For someone like Bill Cullen the chance to go on a show like The Apprentice is a dream come true. For years Cullen was trying to get the adulation of the masses, his memoir It’s a Long Way from Penny Apples was a proper auld honest to Jaysus rags to riches yarn that the people needed to hear so they could appreciate what a tremendous chap he was and perhaps he could finally get the recognition he deserved. He was after all the head of distribution for Renault in Ireland. Now Renault aren’t even the most popular car in Ireland by any stretch of the imagination and it’s not as if you see the head of Toyota Ireland on national television blowing his own trumpet but Bill feels he needs to be in our line of sight so we don’t forget about his tremendous achievements.

To make things worse Bill Cullen felt the need to go on The Frontline, a show devised by RTE for the dual purposes of keeping Pat Kenny in a job and making sure their current affairs programming never got too insightful, to complain that young people were just lazy and that if they were more like him they would just get up off their backsides rather than moaning and looking for handouts. Cullen seemed to have overlooked the fact that he himself was receiving massive amounts of handouts in the form of the government sponsored scrappage scheme amongst other neat little tax breaks about which we can only speculate. He also overlooked the fact that not everyone wants to be a businessperson and many of us feel that the motives of the business community, especially in light of the recent economic downturn are often dubious to say the least.

However it seems that while we all know that business people only exist to make money for themselves many of them have started to look for recognition for the tremendous service they feel bestow they upon the community. This is why they can’t possibly be expected to pay tax at a rate which would reflect their incomes. They talk about entrepreneurship as if it was a divine mission and the entrepreneur a divine being. They call for the rate of corporation tax to be preserved for fear of scaring off investors and then call for cuts to the public sector and attempt to portray the public sector as a lazy top heavy bureaucracy. However while there might be inefficiencies in the public sector not all public servants are bureaucrats. The majority of them are health care professionals, educators, social workers and a myriad of others who are all on the front line everyday helping the ordinary people of Ireland and dealing with the mess that has been left behind by our so called Celtic Tiger economy.

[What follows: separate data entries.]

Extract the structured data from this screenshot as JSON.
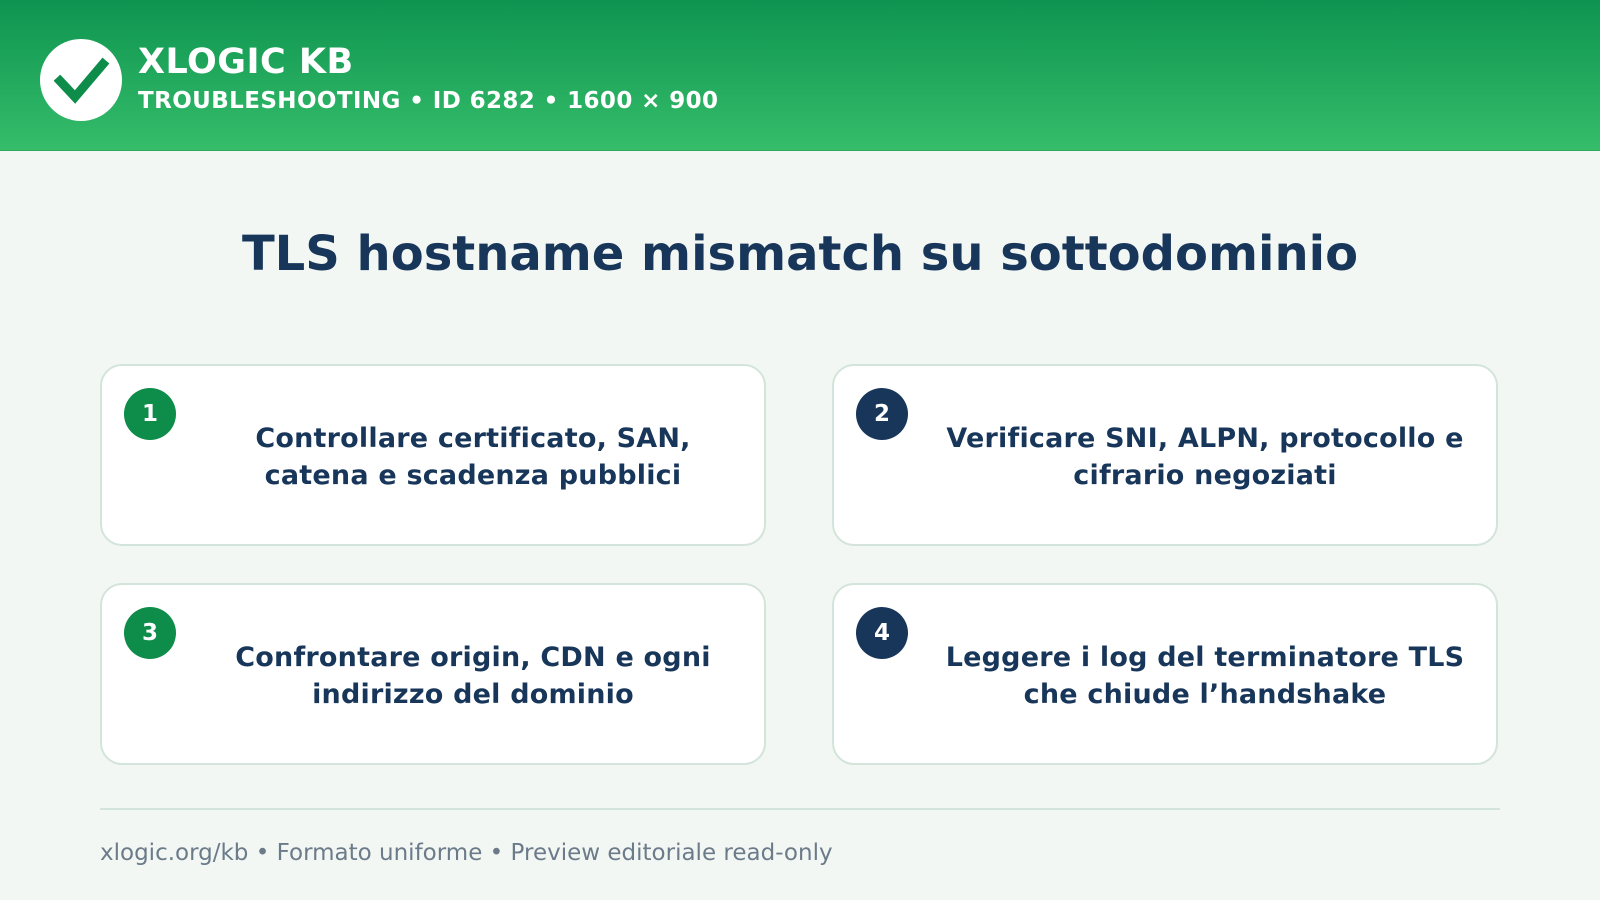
{
  "header": {
    "brand": "XLOGIC KB",
    "subtitle": "TROUBLESHOOTING • ID 6282 • 1600 × 900",
    "logo_icon": "checkmark-icon"
  },
  "main": {
    "title": "TLS hostname mismatch su sottodominio",
    "steps": [
      {
        "number": "1",
        "text": "Controllare certificato, SAN, catena e scadenza pubblici",
        "badge_color": "#0e8c4a"
      },
      {
        "number": "2",
        "text": "Verificare SNI, ALPN, protocollo e cifrario negoziati",
        "badge_color": "#17365a"
      },
      {
        "number": "3",
        "text": "Confrontare origin, CDN e ogni indirizzo del dominio",
        "badge_color": "#0e8c4a"
      },
      {
        "number": "4",
        "text": "Leggere i log del terminatore TLS che chiude l’handshake",
        "badge_color": "#17365a"
      }
    ]
  },
  "footer": {
    "text": "xlogic.org/kb • Formato uniforme • Preview editoriale read-only"
  },
  "colors": {
    "header_green": "#0e9450",
    "accent_green": "#0e8c4a",
    "navy": "#17365a",
    "background": "#f3f7f4"
  }
}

Even before the burst there were many who had not been touched by the boom and afterwards many thousands of decent people who worked hard and did as they were told found themselves thrown on the scrapheap as they lose jobs and can’t pay bills and mortgages. There was much talk this week about 250 jobs being created in Ballina and how our low rate of corporation tax was responsible for this, yet how many thousands of jobs have been lost at multinational corporations in spite of our low rate of corporation tax? The supposed boom in Irish society was caused by building of houses to the extent that supply outstripped demand and by foreign direct investment neither of which are now sustaining the economy.

What the country needs now is real jobs and real services. I agree that some people who are high in the civil service are paid too much but I don’t support cutting their wages, I do support increasing their taxes though. However this tax increases should be across the board and effect high earners in the private as well as public sectors. The prevailing belief in the business community is that they should be protected from the recession and the rest of us should bear the brunt. It is to this end that they advocate cutting of services in order to protect low taxes for themselves. We are for our part supposed to believe that a so called trickle down effect will somehow elevate our position but more than likely it will only leave us feeling like we’ve been pissed on.